The controversy resulted in a significant worsening of approval towards AFL Media, with several figures, including president Eddie McGuire and radio broadcaster Gerard Whateley, stating that it had undermined the image of AFL Media as being independent from the Australian Football League. Journalist Rohan Connolly deemed the event a "disaster", and he stated that it was the product of a gradual decline in the quality of AFL Media's reporting. He went on to state that the event could undermine public confidence in the AFL.

== Content ==
AFL Media provides content for a range of digital products including AFL.com.au and the 18 clubs' official websites, the AFL Live mobile app and the various social media channels operated by the AFL on platforms such as Facebook, Twitter, Snapchat and Instagram. It also produces a range of podcasts and online videos analysing various aspects of the AFL, as well as operating the league's photography and film departments: AFL Photos and AFL Films, respectively.

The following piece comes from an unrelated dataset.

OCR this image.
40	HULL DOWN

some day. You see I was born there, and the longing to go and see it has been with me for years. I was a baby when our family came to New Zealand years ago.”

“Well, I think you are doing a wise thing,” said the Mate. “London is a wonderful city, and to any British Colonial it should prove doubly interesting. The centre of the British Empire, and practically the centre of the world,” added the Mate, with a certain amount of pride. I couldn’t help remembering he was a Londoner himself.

It has been speculated that AFL Media could potentially control the broadcast of AFL games in future broadcasting agreements, and either directly sell to audiences itself or on-sell the content to free-to-air and subscription television networks.

== Criticism ==
Due to its direct affiliation with the Australian Football League, AFL Media has received criticism from rival media outlets and journalists questioning whether it can truly provide independent coverage of the league, and that it is not just a public relations tool. Former St Kilda coach Grant Thomas publicly reiterated this criticism in 2016, stating that AFL Media was "avoiding" reporting on several controversial issues to protect the AFL's brand.